Scripture discloses that Jesus was crucified around 9:00 a.m. and that he remained on the cross for six hours. At noon, when the sun would have been shining down at full strength, the land was covered by darkness for three hours. The secular historian Thallus chronicled the episode in AD 52, helping the modern reader to realize that the darkness written of was not symbolic or metaphorical.

The darkness at the crucifixion should have pricked the conscious of those who were in Jerusalem that day. It was under the cover of darkness that the first Passover was observed the night prior to the departure of the Israelites from Egyptian bondage. As they observed the Passover, the angel of death stormed the land taking the life of every first born living creature who was not under the protective shield of the blood of the Passover lamb.

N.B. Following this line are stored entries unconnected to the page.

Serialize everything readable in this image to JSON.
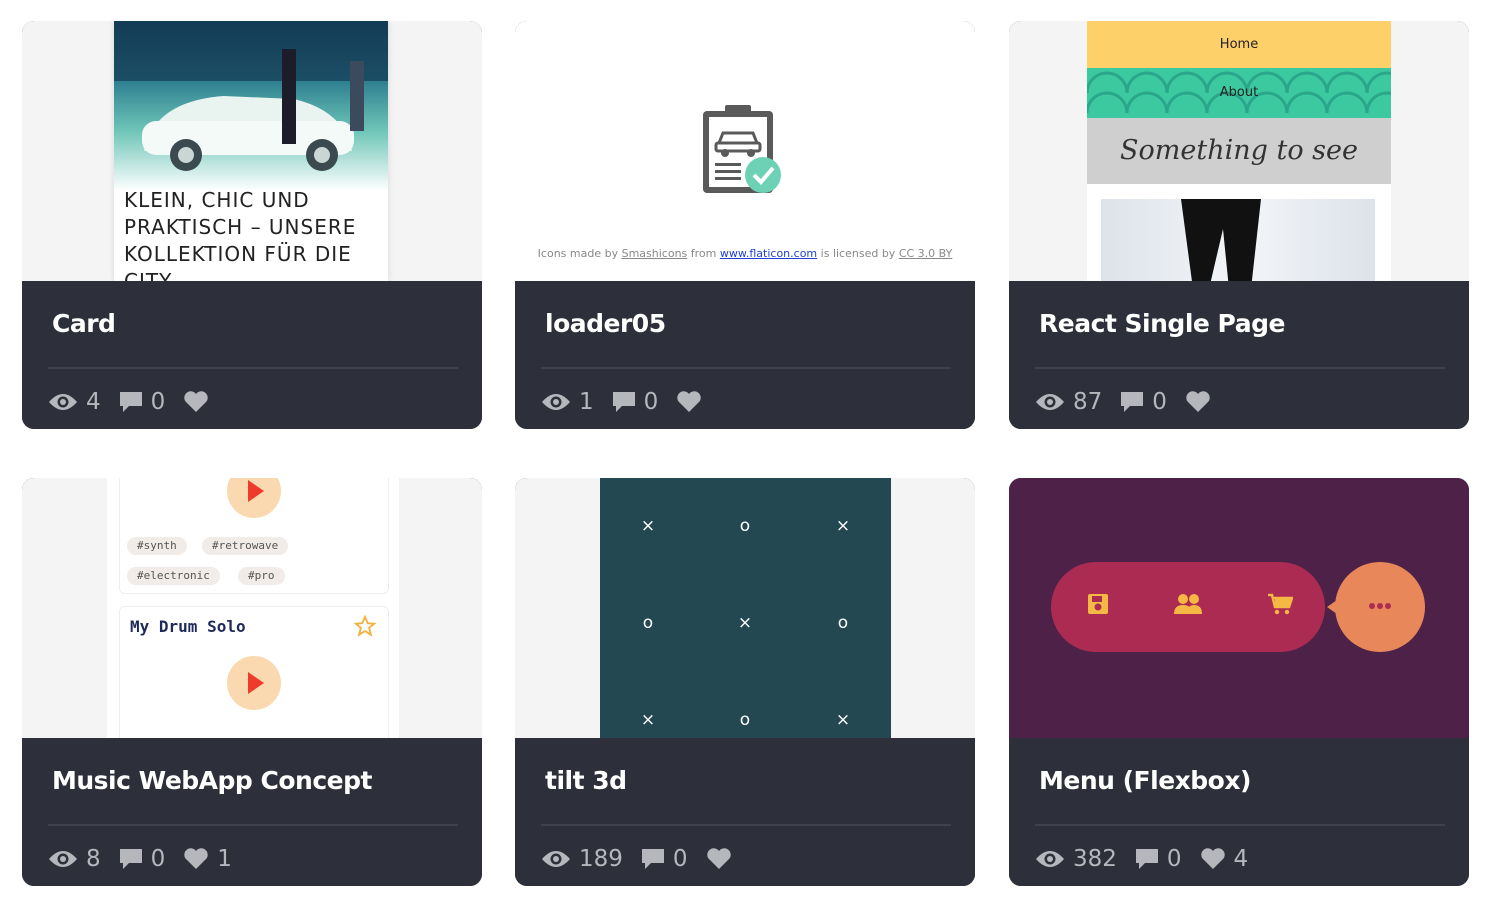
{
  "cards": [
    {
      "title": "Card",
      "views": "4",
      "comments": "0",
      "likes": "",
      "preview": {
        "headline": "KLEIN, CHIC UND PRAKTISCH – UNSERE KOLLEKTION FÜR DIE CITY"
      }
    },
    {
      "title": "loader05",
      "views": "1",
      "comments": "0",
      "likes": "",
      "preview": {
        "credit_prefix": "Icons made by",
        "credit_author": "Smashicons",
        "credit_from": "from",
        "credit_site": "www.flaticon.com",
        "credit_licensed": "is licensed by",
        "credit_license": "CC 3.0 BY"
      }
    },
    {
      "title": "React Single Page",
      "views": "87",
      "comments": "0",
      "likes": "",
      "preview": {
        "nav_home": "Home",
        "nav_about": "About",
        "hero_text": "Something to see"
      }
    },
    {
      "title": "Music WebApp Concept",
      "views": "8",
      "comments": "0",
      "likes": "1",
      "preview": {
        "tags": [
          "#synth",
          "#retrowave",
          "#electronic",
          "#pro"
        ],
        "song_title": "My Drum Solo"
      }
    },
    {
      "title": "tilt 3d",
      "views": "189",
      "comments": "0",
      "likes": "",
      "preview": {
        "cells": [
          "×",
          "o",
          "×",
          "o",
          "×",
          "o",
          "×",
          "o",
          "×"
        ]
      }
    },
    {
      "title": "Menu (Flexbox)",
      "views": "382",
      "comments": "0",
      "likes": "4",
      "preview": {
        "icons": [
          "save-icon",
          "users-icon",
          "cart-icon",
          "more-icon"
        ]
      }
    }
  ],
  "colors": {
    "card_bg": "#2d2f3a",
    "stat_text": "#b5b7bd",
    "menu_bg": "#4e2148",
    "menu_pill": "#ac2b52",
    "menu_circle": "#e8885a",
    "board_bg": "#234852"
  }
}
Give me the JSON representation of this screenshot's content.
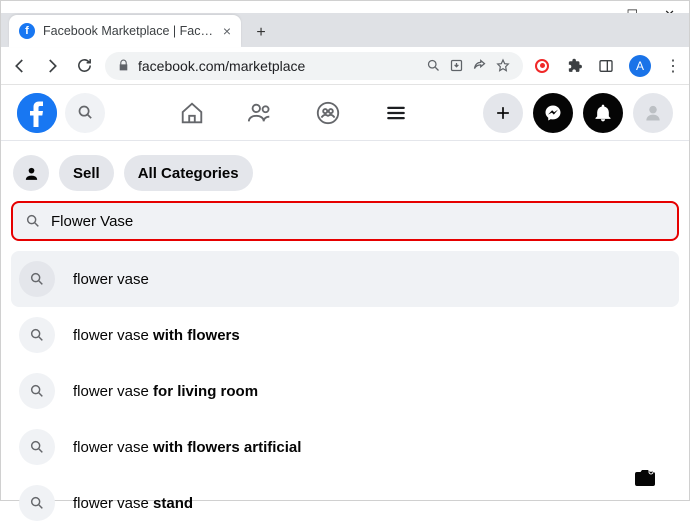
{
  "window": {
    "tab_title": "Facebook Marketplace | Facebook",
    "controls": {
      "dropdown": "⌄",
      "minimize": "—",
      "maximize": "☐",
      "close": "✕"
    }
  },
  "browser": {
    "url": "facebook.com/marketplace",
    "avatar_letter": "A"
  },
  "filters": {
    "sell": "Sell",
    "all_categories": "All Categories"
  },
  "search": {
    "value": "Flower Vase"
  },
  "suggestions": [
    {
      "prefix": "flower vase",
      "bold": ""
    },
    {
      "prefix": "flower vase ",
      "bold": "with flowers"
    },
    {
      "prefix": "flower vase ",
      "bold": "for living room"
    },
    {
      "prefix": "flower vase ",
      "bold": "with flowers artificial"
    },
    {
      "prefix": "flower vase ",
      "bold": "stand"
    }
  ]
}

The prophet Amos foreshadowed the event as well in the following verses:

“And in that day—this is the declaration of the Lord God—
I will make the sun go down at noon;
I will darken the land in the daytime.
I will turn your feasts into mourning
and all your songs into lamentation;
I will cause everyone to wear sackcloth
and every head to be shaved.
I will make that grief like the mourning for an only son
and its outcome like a bitter day.”
(Amos 8:9-10, HCSB)

While I belive that the reader should take the referenced darkness in Matthew’s gospel to be literal, this darkness certainly carries symbolic meaning. It speaks of the feeling one experiences when feeling abandoned, forsaken, and alone.

I attended college in Hannibal, Missouri. Hannibal is best known for the writings of Mark Twain. Most of my peers, I suspect, at some point bumped up against Tom Sawyer and Huck Finn as a part of required reading for Language Arts. If you go to Hannibal, Missouri, you can tour the Mark Twain Cave. As a part of that tour the guide highlights points of interest such as Tom and Becky’s post office and Injun Joe’s hideout. As a bonus, the tour guide turns out the light which allows tourists to experience absolute darkness. Absolute darkness can be felt…a darkness so thick that a person can quickly become disoriented and lose perspective.

Darkness is an appropriate way to describe the feeling of being forsaken by God. It was St. John of the Cross, who after battling depression and discouragement who coined the phrase, “the dark night of the soul.” At noon it did become dark, but in more ways than one. Maybe you sense that today as well.